Keywords: Molecular Biology, Issue 107, Biomechanics, Vascular Tissue, Uniaxial Tensile Test, Finite Elasticity, Full Field Strain Measurement, Digital Image Correlation
Introduction
A rich history of research spanning over 50 years has been focused on quantifying the mechanical properties of vascular tissues. These studies allow us to better understand both the physiological and pathological behavior of blood vessels, provide a basis for evaluating the efficacy/compatibility of endovascular devices, and aid in the design and fabrication of engineered vascular constructs1-6. Accurate measurement of the mechanical response of soft tissues and constitutive modeling of their mechanical properties is inherently challenging due to the mechanical heterogeneity, anisotropy, and nonlinearity exhibited by most tissue types. Moreover, experimental measurements are often confounded by local complexities introduced at sample-grip interfaces in the course of mechanical testing (i.e., bending, friction, stress concentrations, tearing) and the inevitable transition of mechanical properties once tissue is excised from the living animal.
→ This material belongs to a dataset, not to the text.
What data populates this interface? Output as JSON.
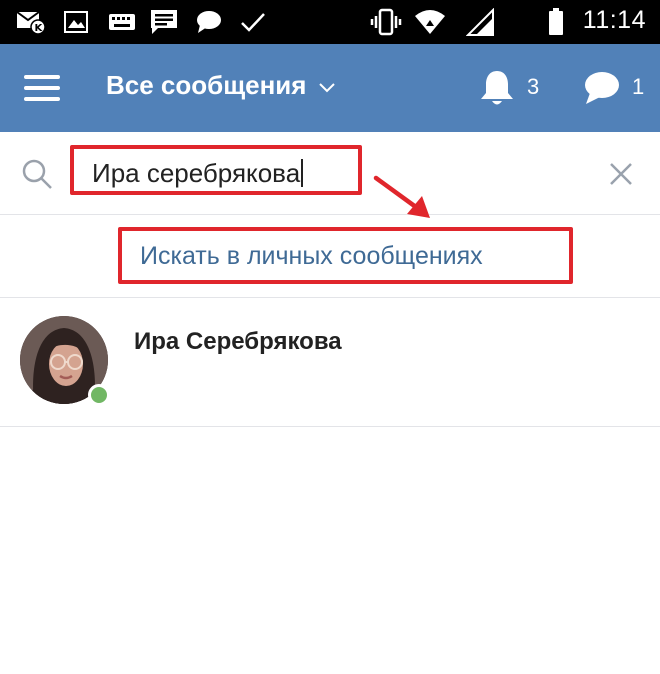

A uniaxial tensile experiment is among the simplest mechanical tests that can be performed on a specimen made of a solid material, and is often used to assess the mechanical response of vascular tissue. Results from these experiments provide useful preliminary information for both native and engineered tissue sources, and can be used to compare the effects of certain treatments, disease states, or pharmacological compounds on the mechanical behavior of the vascular wall 7-11.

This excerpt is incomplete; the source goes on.